What are the conflicting ideologies of Federalist and Republicans?
-the Hamilton program increased taxes heavily, it benefited the aristocracy, an organized opposition arose consisting of mostly small farmers who bore the brunt of taxation
-the federalist opponents, creating the Republican party, believed that the current government were doing many of the same things that the same things that the corrupt British governments did
-federalists- strong central government, inclusive- anything the constitution does not specifically forbid, it allows
-republicans- weak central government, exclusive - anything the constitution does not specifically allow, it forbids
-back then the national government was for prevention, now it is provision
Be able to identify reasons for passing the Alien and Sedition acts, and reasons for countering with the Virginia and Kentucky resolutions?
-xyz affair- french agents
-the quasi war
-the Alien Act placed new obstacles in way of foreigners who wished to become American citizens, it strengthened the president's hand in dealing with aliens, the sedition act allowed the government to prosecute those who engaged in "sedition" against the government. in theory only libelous or treasonous activities were subject to prosecution; but since such activities were subject to widely varying definitions, the law made it possible for the federal government to stiffle virtually any opposition
-these were in part a way for the federal government to silence republican opposition
-the virginia and kentucky resolutions used the ideas of John Locke to argue that the federal government had been fromed by a contract among the states and possessed only certain delegated powers.

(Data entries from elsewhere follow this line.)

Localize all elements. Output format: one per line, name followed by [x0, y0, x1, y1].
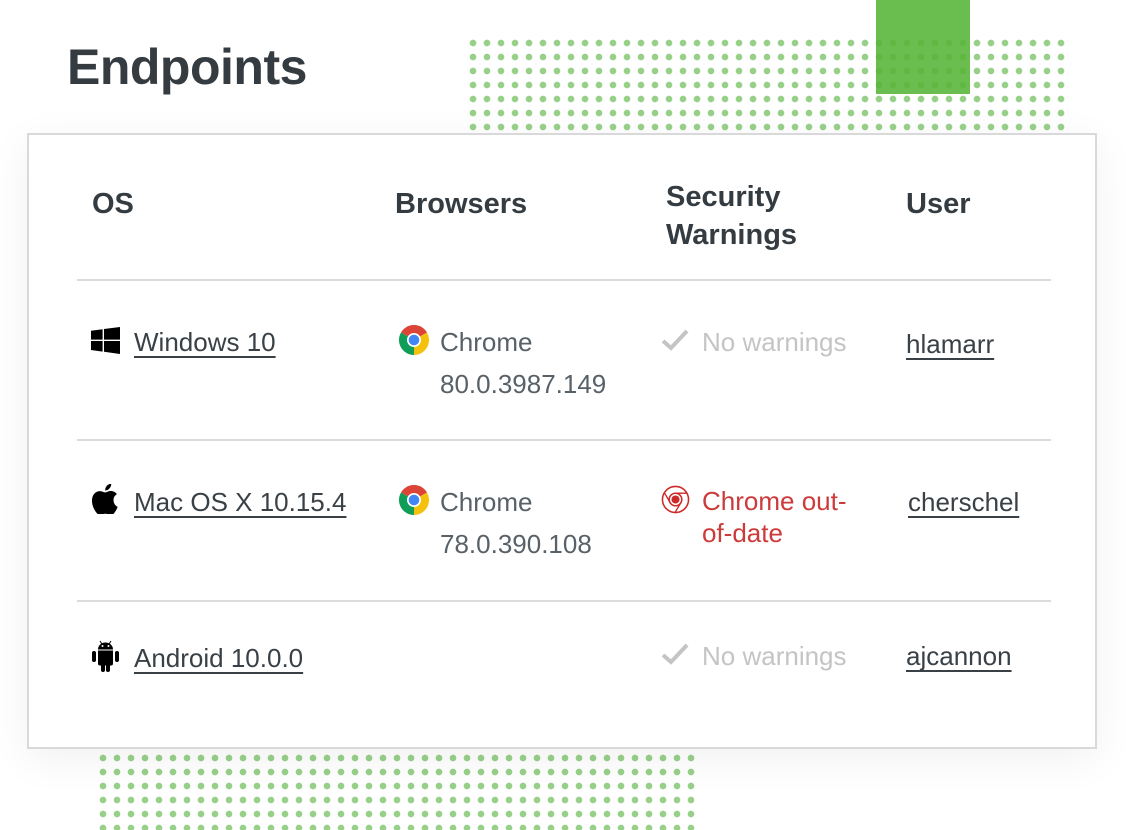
header-divider — [77, 279, 1051, 281]
warning-status-text: No warnings — [702, 321, 847, 363]
checkmark-icon — [661, 329, 689, 356]
browser-name: Chrome — [440, 481, 532, 523]
row-divider — [77, 600, 1051, 602]
os-link[interactable]: Windows 10 — [134, 321, 276, 363]
apple-icon — [92, 484, 118, 519]
warning-status-text: Chrome out- of-date — [702, 485, 847, 549]
page-title: Endpoints — [67, 38, 307, 96]
browser-version: 78.0.390.108 — [440, 523, 592, 565]
decorative-green-square — [876, 0, 970, 94]
windows-icon — [91, 327, 120, 359]
chrome-outdated-icon — [661, 485, 690, 519]
warning-text-line2: of-date — [702, 517, 847, 549]
browser-version: 80.0.3987.149 — [440, 363, 606, 405]
decorative-dot-pattern-bottom — [96, 751, 696, 830]
android-icon — [91, 640, 120, 677]
column-header-browsers: Browsers — [395, 185, 527, 223]
user-link[interactable]: ajcannon — [906, 635, 1012, 677]
endpoints-table-card: OS Browsers Security Warnings User Windo… — [27, 133, 1097, 749]
column-header-security-line2: Warnings — [666, 216, 797, 254]
decorative-dot-pattern-top — [466, 36, 1068, 132]
user-link[interactable]: hlamarr — [906, 323, 994, 365]
chrome-icon — [399, 485, 429, 520]
warning-status-text: No warnings — [702, 635, 847, 677]
row-divider — [77, 439, 1051, 441]
column-header-os: OS — [92, 185, 134, 223]
os-link[interactable]: Android 10.0.0 — [134, 637, 303, 679]
column-header-user: User — [906, 185, 971, 223]
column-header-security-warnings: Security Warnings — [666, 178, 797, 254]
checkmark-icon — [661, 643, 689, 670]
chrome-icon — [399, 325, 429, 360]
warning-text-line1: Chrome out- — [702, 485, 847, 517]
user-link[interactable]: cherschel — [908, 481, 1019, 523]
browser-name: Chrome — [440, 321, 532, 363]
os-link[interactable]: Mac OS X 10.15.4 — [134, 481, 346, 523]
column-header-security-line1: Security — [666, 178, 797, 216]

Whenever it exercised any undelegated powers, its acts were "unauthoritative, voi, and of no force."
-they had the right to nullify the appropriate laws
-only Virginia and Kentucky declared the congressional statutes void.
Why was the revolution of 1800 so called?

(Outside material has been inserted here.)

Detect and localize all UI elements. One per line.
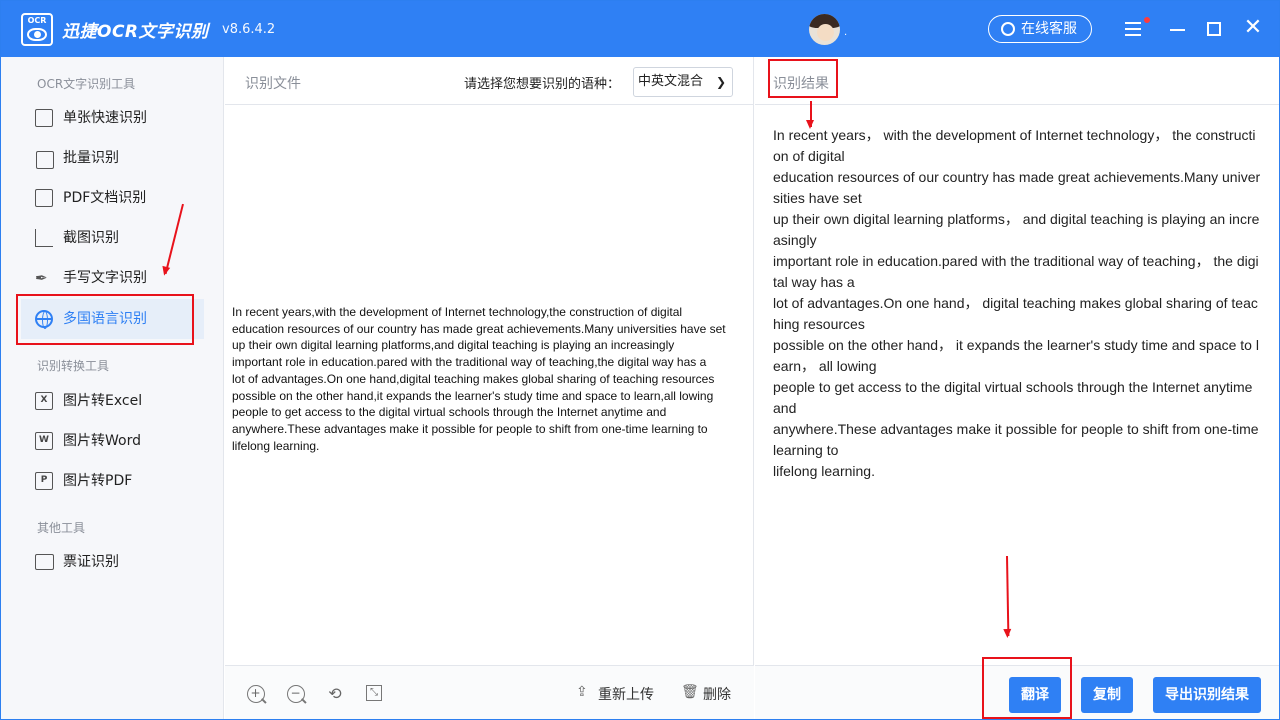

-adams and Jefferson election
-ugliest in American history
-Jefferson accused of being a dangerous radical that would bring on a reign of terror comparable to the French Revolution
-Adams as a tyrant conspiring to become king
-the republicans viewed their victory as a new era, one on in which the true principles had been founded would once again govern the land.
-federalism ended
How was Jefferson the personification of his era? (consider varying kinds of expansion connected with your outline - nationalism as expansion, philosophical expansion, economic expansion, geographic expansion.)

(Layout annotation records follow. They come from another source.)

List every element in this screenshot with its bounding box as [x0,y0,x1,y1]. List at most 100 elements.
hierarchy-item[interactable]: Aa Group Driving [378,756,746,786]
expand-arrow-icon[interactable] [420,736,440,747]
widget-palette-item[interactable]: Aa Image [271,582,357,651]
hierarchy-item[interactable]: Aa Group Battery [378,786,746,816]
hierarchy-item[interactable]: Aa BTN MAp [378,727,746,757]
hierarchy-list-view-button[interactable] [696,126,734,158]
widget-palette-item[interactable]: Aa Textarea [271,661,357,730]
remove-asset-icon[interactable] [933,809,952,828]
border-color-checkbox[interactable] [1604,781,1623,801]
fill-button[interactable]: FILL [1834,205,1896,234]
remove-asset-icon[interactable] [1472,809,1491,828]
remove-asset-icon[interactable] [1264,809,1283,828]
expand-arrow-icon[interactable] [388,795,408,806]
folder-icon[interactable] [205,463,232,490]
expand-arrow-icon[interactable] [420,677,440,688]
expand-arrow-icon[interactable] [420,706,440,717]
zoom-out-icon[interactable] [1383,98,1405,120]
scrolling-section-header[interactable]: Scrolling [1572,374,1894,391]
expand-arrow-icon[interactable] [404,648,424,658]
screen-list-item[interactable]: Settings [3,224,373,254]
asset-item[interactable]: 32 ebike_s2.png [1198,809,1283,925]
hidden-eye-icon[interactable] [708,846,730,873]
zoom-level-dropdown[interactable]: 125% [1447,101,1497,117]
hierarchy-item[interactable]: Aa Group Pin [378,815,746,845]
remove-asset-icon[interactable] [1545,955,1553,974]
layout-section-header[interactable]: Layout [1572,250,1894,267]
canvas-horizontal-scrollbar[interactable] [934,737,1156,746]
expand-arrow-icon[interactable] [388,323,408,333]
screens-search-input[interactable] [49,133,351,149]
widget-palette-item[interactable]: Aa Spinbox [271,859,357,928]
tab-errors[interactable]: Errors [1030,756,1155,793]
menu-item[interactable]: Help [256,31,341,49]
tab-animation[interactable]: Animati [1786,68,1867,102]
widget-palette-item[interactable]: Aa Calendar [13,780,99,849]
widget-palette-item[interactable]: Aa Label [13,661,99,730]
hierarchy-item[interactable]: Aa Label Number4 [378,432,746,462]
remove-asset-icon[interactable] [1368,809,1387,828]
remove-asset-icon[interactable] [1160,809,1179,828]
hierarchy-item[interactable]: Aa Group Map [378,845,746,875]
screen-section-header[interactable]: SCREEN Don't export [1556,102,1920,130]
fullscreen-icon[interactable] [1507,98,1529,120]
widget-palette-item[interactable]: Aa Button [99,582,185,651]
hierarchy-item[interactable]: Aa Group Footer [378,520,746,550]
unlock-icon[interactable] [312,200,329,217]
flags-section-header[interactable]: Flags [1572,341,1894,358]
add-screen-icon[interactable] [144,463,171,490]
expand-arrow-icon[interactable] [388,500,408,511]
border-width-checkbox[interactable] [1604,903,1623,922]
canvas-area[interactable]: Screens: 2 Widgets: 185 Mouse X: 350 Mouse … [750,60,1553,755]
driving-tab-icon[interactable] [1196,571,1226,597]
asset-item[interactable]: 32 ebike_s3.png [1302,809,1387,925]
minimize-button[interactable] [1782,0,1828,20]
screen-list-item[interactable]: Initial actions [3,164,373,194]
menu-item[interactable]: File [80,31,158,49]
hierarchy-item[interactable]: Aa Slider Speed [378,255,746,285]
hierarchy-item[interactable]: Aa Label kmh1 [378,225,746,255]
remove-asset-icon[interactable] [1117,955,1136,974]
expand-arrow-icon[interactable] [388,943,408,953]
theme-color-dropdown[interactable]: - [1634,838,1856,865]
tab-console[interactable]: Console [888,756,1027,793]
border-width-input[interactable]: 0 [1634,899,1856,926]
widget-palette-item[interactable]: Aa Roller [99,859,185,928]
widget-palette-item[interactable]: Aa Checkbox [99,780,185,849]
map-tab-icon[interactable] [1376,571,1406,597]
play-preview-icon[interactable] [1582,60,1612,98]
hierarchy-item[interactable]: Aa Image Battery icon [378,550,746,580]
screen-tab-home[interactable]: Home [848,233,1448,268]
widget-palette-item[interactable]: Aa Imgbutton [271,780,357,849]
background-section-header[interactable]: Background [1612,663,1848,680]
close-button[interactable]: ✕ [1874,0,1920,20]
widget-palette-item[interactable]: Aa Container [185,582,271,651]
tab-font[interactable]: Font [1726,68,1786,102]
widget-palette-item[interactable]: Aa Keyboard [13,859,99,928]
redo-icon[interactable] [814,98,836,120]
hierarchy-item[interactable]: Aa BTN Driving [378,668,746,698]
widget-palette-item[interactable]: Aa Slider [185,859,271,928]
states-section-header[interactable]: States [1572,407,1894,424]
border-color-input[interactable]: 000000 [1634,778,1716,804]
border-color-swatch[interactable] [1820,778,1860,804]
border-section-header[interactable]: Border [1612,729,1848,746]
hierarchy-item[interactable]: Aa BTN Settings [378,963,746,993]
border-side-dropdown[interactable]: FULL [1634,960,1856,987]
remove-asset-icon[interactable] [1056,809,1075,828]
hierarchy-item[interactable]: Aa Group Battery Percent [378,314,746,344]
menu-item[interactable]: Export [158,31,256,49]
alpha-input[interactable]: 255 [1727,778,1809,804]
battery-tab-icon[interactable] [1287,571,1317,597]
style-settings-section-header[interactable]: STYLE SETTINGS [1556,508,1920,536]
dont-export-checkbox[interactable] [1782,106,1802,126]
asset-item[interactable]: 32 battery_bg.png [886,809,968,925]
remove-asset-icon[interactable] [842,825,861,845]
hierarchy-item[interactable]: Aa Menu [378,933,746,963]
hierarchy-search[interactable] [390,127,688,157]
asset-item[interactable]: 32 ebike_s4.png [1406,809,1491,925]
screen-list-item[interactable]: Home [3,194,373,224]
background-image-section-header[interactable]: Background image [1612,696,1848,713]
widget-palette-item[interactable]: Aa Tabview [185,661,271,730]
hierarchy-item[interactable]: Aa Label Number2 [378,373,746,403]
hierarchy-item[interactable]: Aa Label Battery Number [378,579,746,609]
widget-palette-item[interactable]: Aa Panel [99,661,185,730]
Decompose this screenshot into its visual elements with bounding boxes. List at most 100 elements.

Jefferson was a pragmatic idealist
-he was a peoples president
-further separation of religous and civil worlds
-public education
-cultivating independent culture that was purely American, movement towards public education, stressed American values adn American arts
purpose- unity in a diverse country
philosophy-second great awakening
-God should be a part of everyday life, all individuals are able to control their spiritual destiny through life-style choices, idealism- attracts many African Americans and women
-focus on individual as a spiritual sovereign
economy-industrial revolution
-English textile industry
-cotton gin (King cotton),slavery boomed, class distinctions, transportation -steamboat, railroads
Did Jefferson's political decisions reflect a loose (inclusive) or strict (exclusive)reading of the constitution?
-Jefferson said and sought after an exclusive reading of the constitution, but used an inclusive view in a variety of situations
-midnight judges, Jefferson tries to appoint new judges but fails
-Luisiana purchase- increases land
-Burr conspiracy(pragmatic)
How did the War of 1812 result from a very expansionism characterizing the Jeffersonian era? (i.e. how did naval, western, and philosophical tensions arise from changes discussed in outline sections I, II, III, IV, & V?)
Be able to identify reasons for naval tensions, western tensions, philosophical tensions (arising from nationalism); also consider the solutions to these tensions.
Be able to identify the Treaty of Ghent.